Cronin also corrects the misinformation previously circulated by this writer that Chicago golf architect Harry Collis handled the remodeling. Bendelow indeed remodeled No. 3 into what it is today. (Well, mostly. The par-3 17th and par-4 18th were added by Roger Packard in 1986 and modified by Rees Jones for this year's PGA.) The original layout had a series of tight, parallel, back-and-forth holes along Lake Street on the south end of the club's property. Those were eliminated in 1932. Among the holes Bendelow created from the forest property acquired by the lawsuit are the par-4 third and the 463-yard, par-4 fourth, perhaps the best par 4 on the course. He created the present dogleg-left par-5 seventh hole, using the corridor of his old par-4 sixth but adding a new green pad another 200 yards into the trees. He added the par-3 eighth and the par-4 ninth, the latter playing in reverse direction up a previous fairway and utilizing the green complex of the very short par-3 fifth.

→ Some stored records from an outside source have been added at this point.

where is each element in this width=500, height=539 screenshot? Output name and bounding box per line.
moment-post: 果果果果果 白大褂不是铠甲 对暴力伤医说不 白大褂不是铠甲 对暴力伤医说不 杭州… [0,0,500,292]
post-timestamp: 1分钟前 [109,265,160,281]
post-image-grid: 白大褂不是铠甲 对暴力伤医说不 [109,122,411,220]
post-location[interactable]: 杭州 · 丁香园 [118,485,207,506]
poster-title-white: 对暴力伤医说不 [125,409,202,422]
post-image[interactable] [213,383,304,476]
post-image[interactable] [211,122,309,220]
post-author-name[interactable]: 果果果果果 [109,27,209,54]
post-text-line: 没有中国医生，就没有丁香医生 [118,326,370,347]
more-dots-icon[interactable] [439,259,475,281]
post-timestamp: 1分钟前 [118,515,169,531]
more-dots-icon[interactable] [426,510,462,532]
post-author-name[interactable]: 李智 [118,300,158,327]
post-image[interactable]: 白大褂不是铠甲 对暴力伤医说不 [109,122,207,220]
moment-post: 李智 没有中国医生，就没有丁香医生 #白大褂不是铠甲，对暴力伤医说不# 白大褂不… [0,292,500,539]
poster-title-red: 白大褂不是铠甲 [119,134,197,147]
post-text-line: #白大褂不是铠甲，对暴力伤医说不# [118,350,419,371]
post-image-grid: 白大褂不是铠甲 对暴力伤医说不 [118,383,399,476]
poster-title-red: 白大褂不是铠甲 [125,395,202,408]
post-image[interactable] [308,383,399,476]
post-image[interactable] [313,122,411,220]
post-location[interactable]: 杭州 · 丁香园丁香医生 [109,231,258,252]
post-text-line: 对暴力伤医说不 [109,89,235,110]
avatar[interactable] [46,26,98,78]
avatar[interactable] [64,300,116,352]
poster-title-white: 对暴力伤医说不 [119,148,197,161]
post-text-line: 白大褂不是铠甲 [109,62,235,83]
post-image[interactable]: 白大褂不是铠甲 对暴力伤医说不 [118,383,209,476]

On the back nine, Bendelow made the par-5 10th longer by combining two holes and created the present 453-yard par-4 16th, site of Sergio Garcia's behind-the-tree heroics in 1999. (It played as the 13th back in Bendelow's day.) He also built a par-3 14th, which no longer exists, having been replaced by today's 17th, and a dandy short par-4 15th, which in 1986 was expanded into today's 605-yard 14th.

The new and improved Medinah No. 3 opened June 19, 1932. Harry Cooper returned to win the 1933 Illinois Open on the expanded par-71 layout. He also won the 1935 Medinah Open this time shooting five-over-par 289."

T_MacWood:
I wouldn't write off Harry Collis so soon, often these unexplained or undocumented attributions have some truth surrounding them.

Medinah #1, #2 and #3 were designed/built by Tom Bendelow acting for American Park Builders. By the end of 20s Bendelow was winding down his design activities...as were all architects because of the Depression (and land planners/developers like American Park Builders).

One can assume American Park Builders was engaged to remodel #3. That would explain the 1929 plan attributed to Bendelow. The only other American Park Builders golf course project I'm aware in the early 30s was Cherry Hill (1931-32)...that course was design/built by Harry Collis & Jack Darray.

Collis & Darray's involvement would explain why the aerial of Medinah #3 looks nothing like anything Bendelow designed, including Medinah #1 and #2.

By the way that is an excellent article by Whitten with Cronin's help. A very interesting story.